A new concept in confocal microscopy
10 Feb 2006Regular followers of our activities may well recall that we have been developing what we believe to be the first commercial version of a Programmable Array Microscope (or PAM for short) in collaboration with the laboratory of Dr. Tom Jovin at the Max Planck institute in Goettingen.
Working prototypes have been undergoing detailed evaluation at both locations, and we are delighted to report that the results have been fully living up to our expectations, so we hope to make a full commercial announcement later this year. However, we are already preparing to make a small number of sales to beta test sites, and in any event it would be useful for us to hear from anyone who is potentially interested in this product, so that we can keep you informed of our progress and of the future supply situation, as inevitably the initial availability may be limited.
So what is a PAM exactly? Well, imagine a parallel-scanning confocal microscope working on the same general principles as a Nipkow disc system, but in which the place of the apertures in the spinning disc (through which the excitation and emission light pass) is taken by a static array of apertures which can be opened or closed at will. As well as simulating the moving apertures in the disc, in principle any fixed or moving pattern of excitation and/or detection can be generated by the array, which is a high-speed (ferroelectric) megapixel liquid crystal device. Naturally this offers enormous potential for additional applications such as selective excitation or photobleaching, as well as a broader range of conventional confocal operation. A potentially very useful confocal mode is to simulate a disc in which the apertures occupy a relatively large fraction of the total area. Although this increases the optical efficiency, normally it would significantly degrade the confocality, but our implementation incorporates one of the Goettingen innovations (Journal of Microscopy vol 204 p119), which is also to collect the emission light that falls onto the "closed" apertures on the array and focus it onto a second camera. This is very useful for various image deconvolution strategies to increase the degree of confocality, but since the requirement for two cameras may be both inconvenient and expensive, our implementation also allows the two images to be focussed onto different regions of a single camera.

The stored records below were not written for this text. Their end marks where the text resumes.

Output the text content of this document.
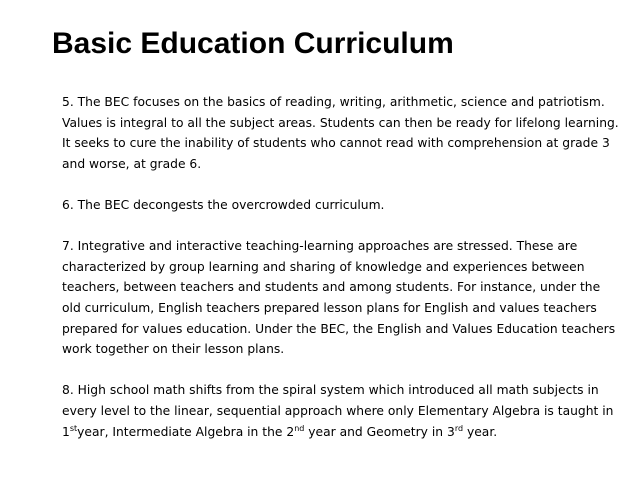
Basic Education Curriculum

5. The BEC focuses on the basics of reading, writing, arithmetic, science and patriotism. Values is integral to all the subject areas. Students can then be ready for lifelong learning. It seeks to cure the inability of students who cannot read with comprehension at grade 3 and worse, at grade 6.

6. The BEC decongests the overcrowded curriculum.

7. Integrative and interactive teaching-learning approaches are stressed. These are characterized by group learning and sharing of knowledge and experiences between teachers, between teachers and students and among students. For instance, under the old curriculum, English teachers prepared lesson plans for English and values teachers prepared for values education. Under the BEC, the English and Values Education teachers work together on their lesson plans.

8. High school math shifts from the spiral system which introduced all math subjects in every level to the linear, sequential approach where only Elementary Algebra is taught in 1styear, Intermediate Algebra in the 2nd year and Geometry in 3rd year.
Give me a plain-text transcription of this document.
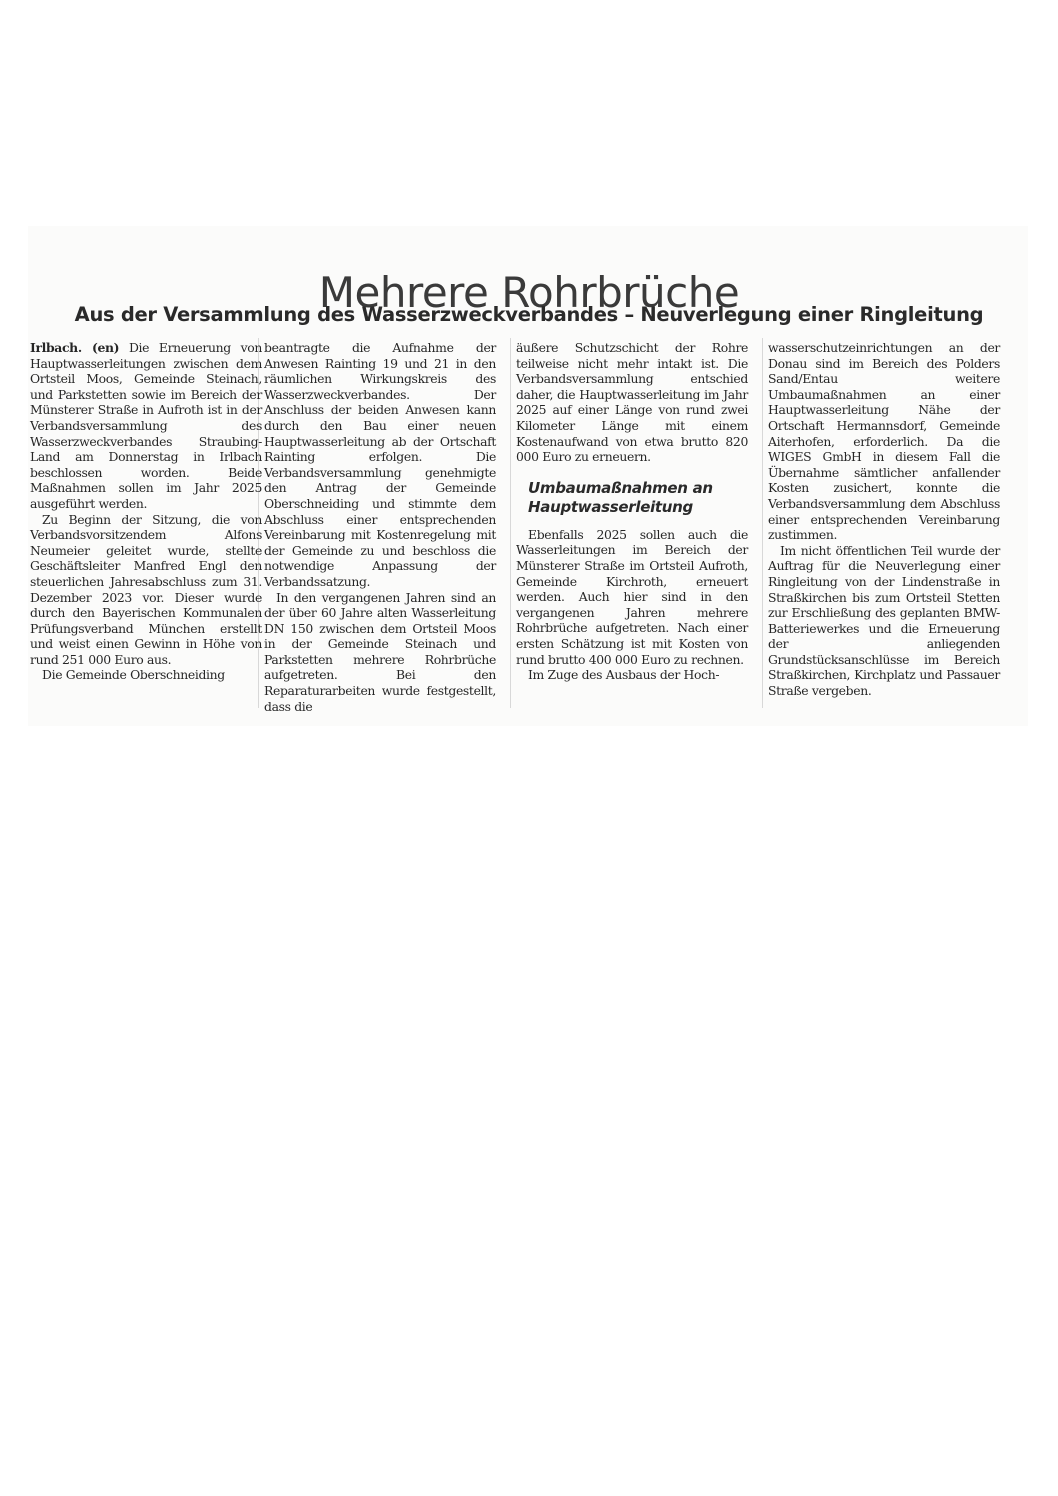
Mehrere Rohrbrüche
Aus der Versammlung des Wasserzweckverbandes – Neuverlegung einer Ringleitung

Irlbach. (en) Die Erneuerung von Hauptwasserleitungen zwischen dem Ortsteil Moos, Gemeinde Steinach, und Parkstetten sowie im Bereich der Münsterer Straße in Aufroth ist in der Verbandsversammlung des Wasserzweckverbandes Straubing-Land am Donnerstag in Irlbach beschlossen worden. Beide Maßnahmen sollen im Jahr 2025 ausgeführt werden.

Zu Beginn der Sitzung, die von Verbandsvorsitzendem Alfons Neumeier geleitet wurde, stellte Geschäftsleiter Manfred Engl den steuerlichen Jahresabschluss zum 31. Dezember 2023 vor. Dieser wurde durch den Bayerischen Kommunalen Prüfungsverband München erstellt und weist einen Gewinn in Höhe von rund 251 000 Euro aus.

Die Gemeinde Oberschneiding

beantragte die Aufnahme der Anwesen Rainting 19 und 21 in den räumlichen Wirkungskreis des Wasserzweckverbandes. Der Anschluss der beiden Anwesen kann durch den Bau einer neuen Hauptwasserleitung ab der Ortschaft Rainting erfolgen. Die Verbandsversammlung genehmigte den Antrag der Gemeinde Oberschneiding und stimmte dem Abschluss einer entsprechenden Vereinbarung mit Kostenregelung mit der Gemeinde zu und beschloss die notwendige Anpassung der Verbandssatzung.

In den vergangenen Jahren sind an der über 60 Jahre alten Wasserleitung DN 150 zwischen dem Ortsteil Moos in der Gemeinde Steinach und Parkstetten mehrere Rohrbrüche aufgetreten. Bei den Reparaturarbeiten wurde festgestellt, dass die

äußere Schutzschicht der Rohre teilweise nicht mehr intakt ist. Die Verbandsversammlung entschied daher, die Hauptwasserleitung im Jahr 2025 auf einer Länge von rund zwei Kilometer Länge mit einem Kostenaufwand von etwa brutto 820 000 Euro zu erneuern.

Umbaumaßnahmen an Hauptwasserleitung

Ebenfalls 2025 sollen auch die Wasserleitungen im Bereich der Münsterer Straße im Ortsteil Aufroth, Gemeinde Kirchroth, erneuert werden. Auch hier sind in den vergangenen Jahren mehrere Rohrbrüche aufgetreten. Nach einer ersten Schätzung ist mit Kosten von rund brutto 400 000 Euro zu rechnen.

Im Zuge des Ausbaus der Hoch-

wasserschutzeinrichtungen an der Donau sind im Bereich des Polders Sand/Entau weitere Umbaumaßnahmen an einer Hauptwasserleitung Nähe der Ortschaft Hermannsdorf, Gemeinde Aiterhofen, erforderlich. Da die WIGES GmbH in diesem Fall die Übernahme sämtlicher anfallender Kosten zusichert, konnte die Verbandsversammlung dem Abschluss einer entsprechenden Vereinbarung zustimmen.

Im nicht öffentlichen Teil wurde der Auftrag für die Neuverlegung einer Ringleitung von der Lindenstraße in Straßkirchen bis zum Ortsteil Stetten zur Erschließung des geplanten BMW-Batteriewerkes und die Erneuerung der anliegenden Grundstücksanschlüsse im Bereich Straßkirchen, Kirchplatz und Passauer Straße vergeben.
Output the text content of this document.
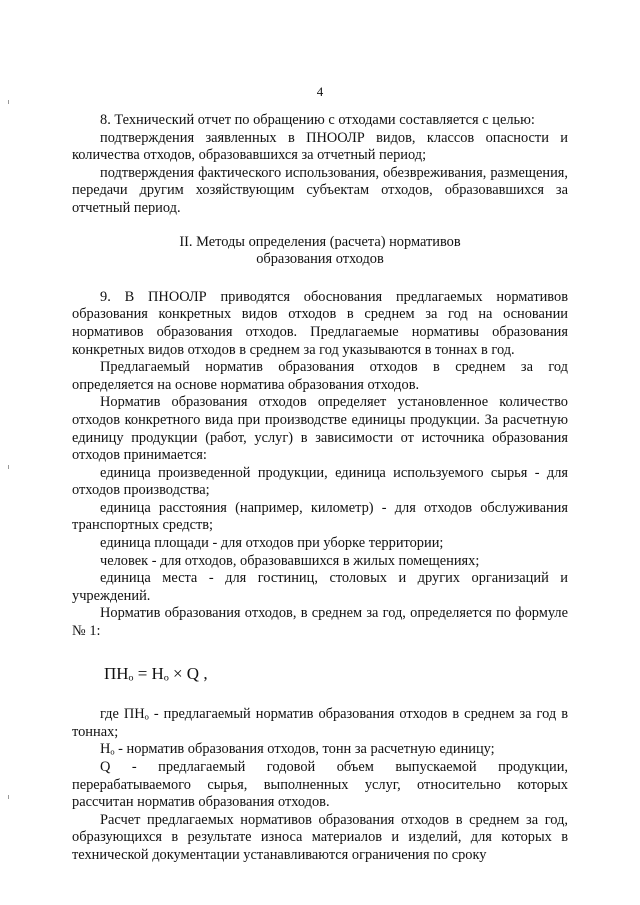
4

8. Технический отчет по обращению с отходами составляется с целью:

подтверждения заявленных в ПНООЛР видов, классов опасности и количества отходов, образовавшихся за отчетный период;

подтверждения фактического использования, обезвреживания, размещения, передачи другим хозяйствующим субъектам отходов, образовавшихся за отчетный период.

II. Методы определения (расчета) нормативов
образования отходов

9. В ПНООЛР приводятся обоснования предлагаемых нормативов образования конкретных видов отходов в среднем за год на основании нормативов образования отходов. Предлагаемые нормативы образования конкретных видов отходов в среднем за год указываются в тоннах в год.

Предлагаемый норматив образования отходов в среднем за год определяется на основе норматива образования отходов.

Норматив образования отходов определяет установленное количество отходов конкретного вида при производстве единицы продукции. За расчетную единицу продукции (работ, услуг) в зависимости от источника образования отходов принимается:

единица произведенной продукции, единица используемого сырья - для отходов производства;

единица расстояния (например, километр) - для отходов обслуживания транспортных средств;

единица площади - для отходов при уборке территории;

человек - для отходов, образовавшихся в жилых помещениях;

единица места - для гостиниц, столовых и других организаций и учреждений.

Норматив образования отходов, в среднем за год, определяется по формуле № 1:

ПНₒ = Нₒ × Q ,

где ПНₒ - предлагаемый норматив образования отходов в среднем за год в тоннах;

Нₒ - норматив образования отходов, тонн за расчетную единицу;

Q - предлагаемый годовой объем выпускаемой продукции, перерабатываемого сырья, выполненных услуг, относительно которых рассчитан норматив образования отходов.

Расчет предлагаемых нормативов образования отходов в среднем за год, образующихся в результате износа материалов и изделий, для которых в технической документации устанавливаются ограничения по сроку
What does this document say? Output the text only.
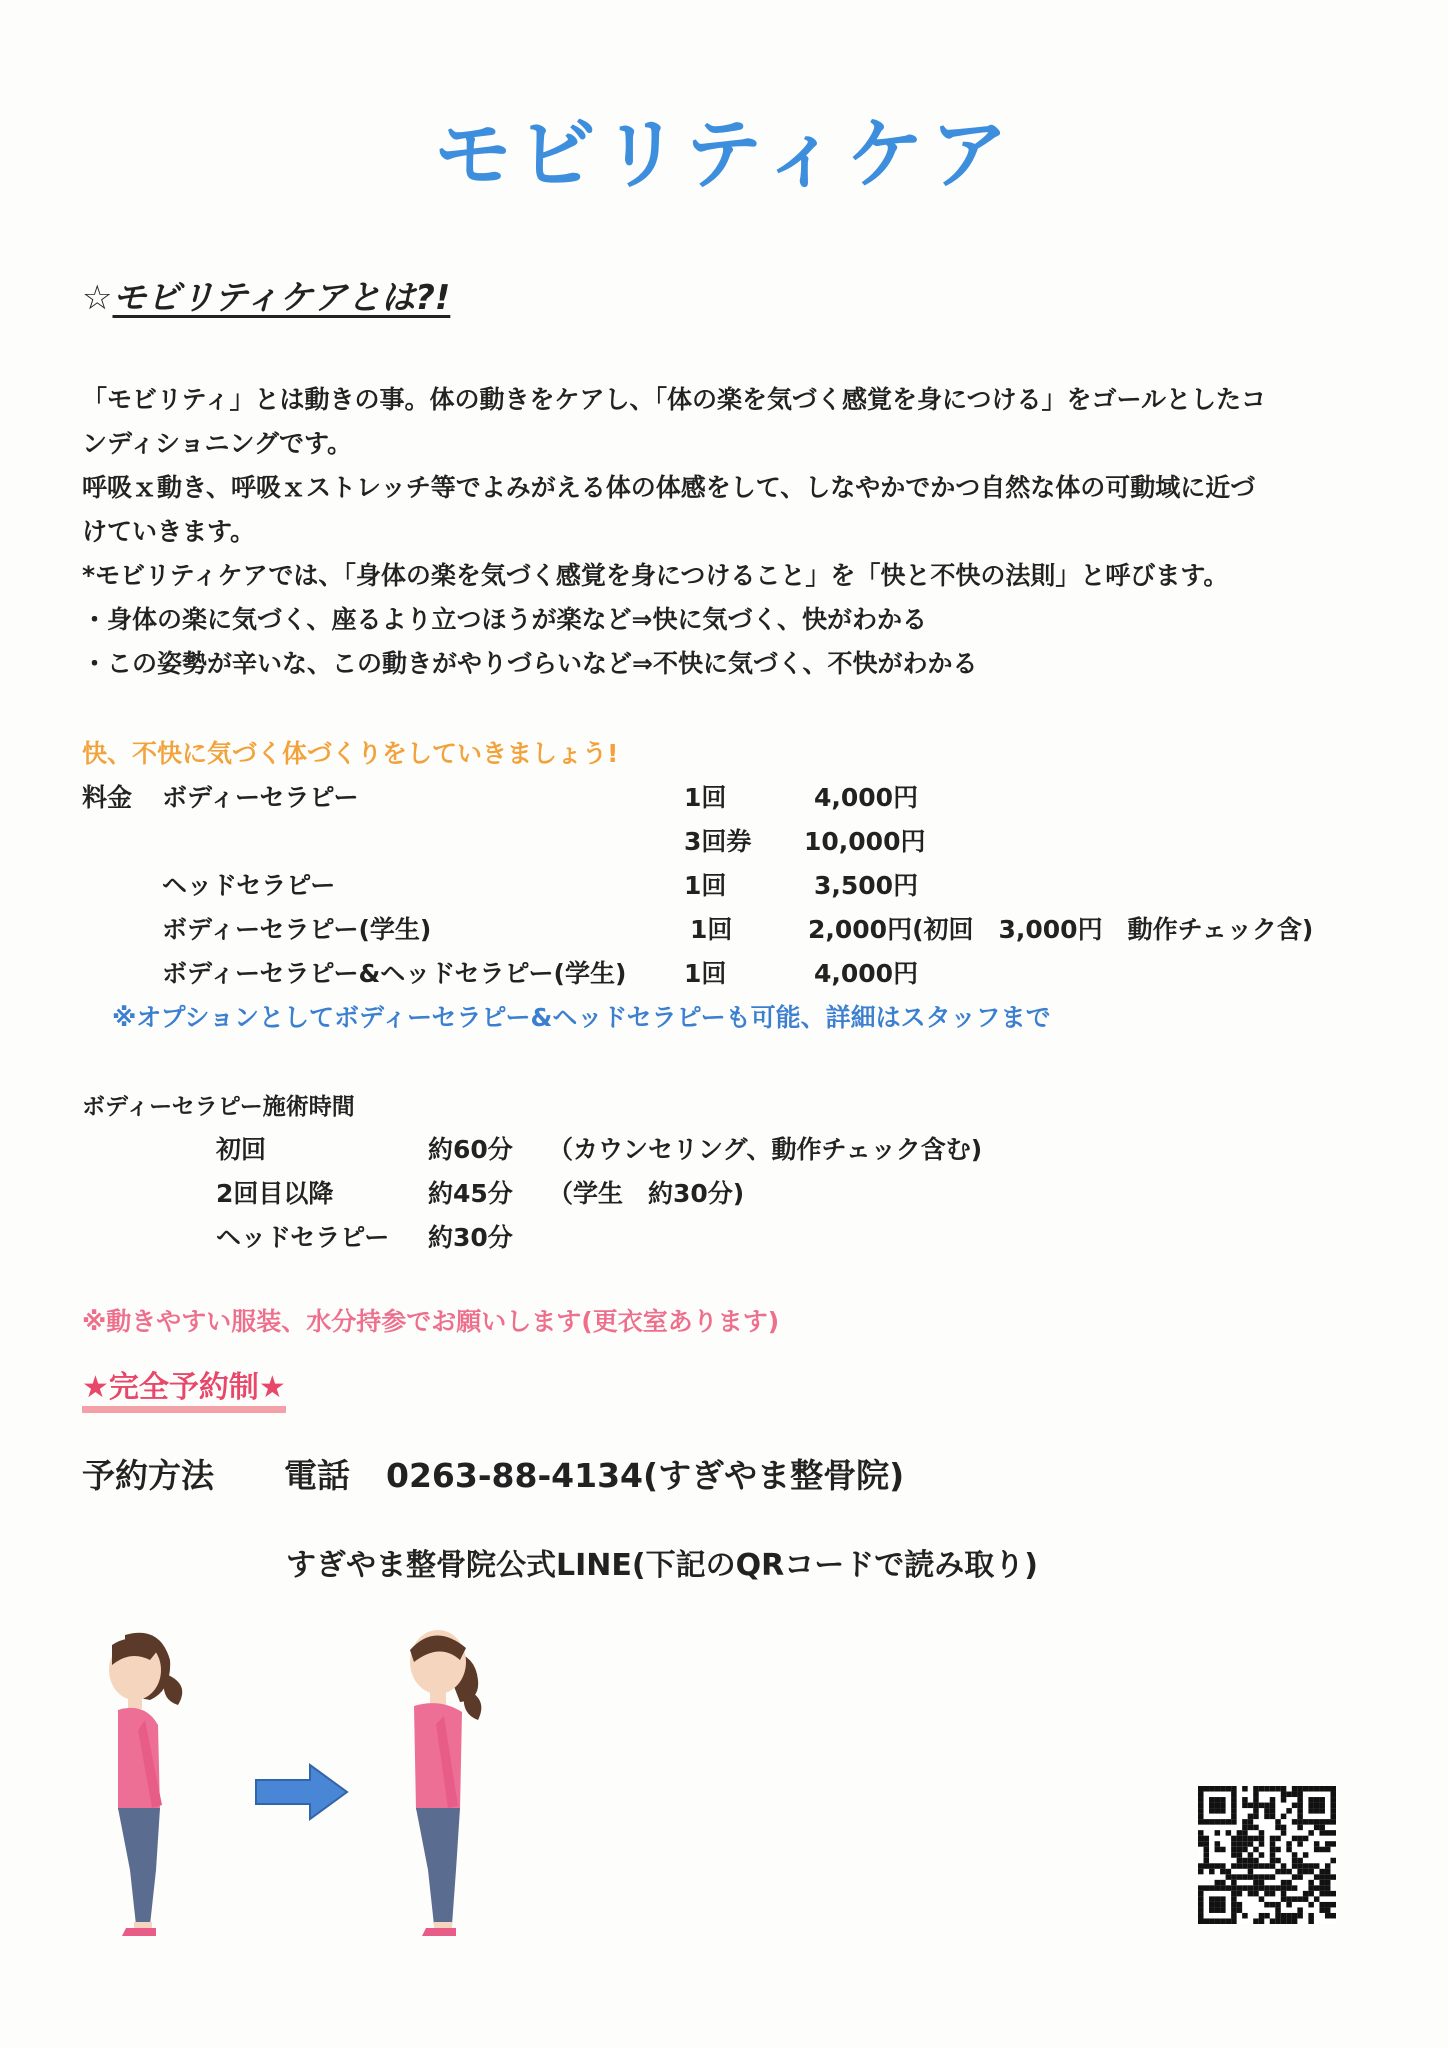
モビリティケア
☆モビリティケアとは?!
「モビリティ」とは動きの事。体の動きをケアし、「体の楽を気づく感覚を身につける」をゴールとしたコ
ンディショニングです。
呼吸ｘ動き、呼吸ｘストレッチ等でよみがえる体の体感をして、しなやかでかつ自然な体の可動域に近づ
けていきます。
*モビリティケアでは、「身体の楽を気づく感覚を身につけること」を「快と不快の法則」と呼びます。
・身体の楽に気づく、座るより立つほうが楽など⇒快に気づく、快がわかる
・この姿勢が辛いな、この動きがやりづらいなど⇒不快に気づく、不快がわかる
快、不快に気づく体づくりをしていきましょう!
料金 ボディーセラピー	1回	4,000円
3回券 10,000円
ヘッドセラピー	1回	3,500円
ボディーセラピー(学生)	1回	2,000円(初回　3,000円　動作チェック含)
ボディーセラピー&ヘッドセラピー(学生) 1回	4,000円
※オプションとしてボディーセラピー&ヘッドセラピーも可能、詳細はスタッフまで
ボディーセラピー施術時間
初回	約60分 （カウンセリング、動作チェック含む)
2回目以降	約45分 （学生　約30分)
ヘッドセラピー 約30分
※動きやすい服装、水分持参でお願いします(更衣室あります)
★完全予約制★
予約方法 電話 0263-88-4134(すぎやま整骨院)
すぎやま整骨院公式LINE(下記のQRコードで読み取り)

So how much will one of these units cost? We're aiming for a target price of around 50,000 Euros for the basic PAM unit, including software to control the liquid crystal array. To this you will need to add a microscope (the PAM unit attaches to an imaging port, and in principle just about any microscope so equipped can be used), a camera and acquisition software, and a light source (which could be a laser but our LED light source is a potentially attractive alternative). This makes it very competitive with both laser scanning and Nipkow disc confocals, particularly in view of its much greater versatility. It is our intention to ensure that the PAM is freely available for use with any other suitable equipment. We are currently working with Olympus and Nikon microscopes, Andor IQ software and Ixon cameras. We also intend that early instruments can be configured with QED software and Photometrics Cascade II cameras, with further support to follow soon.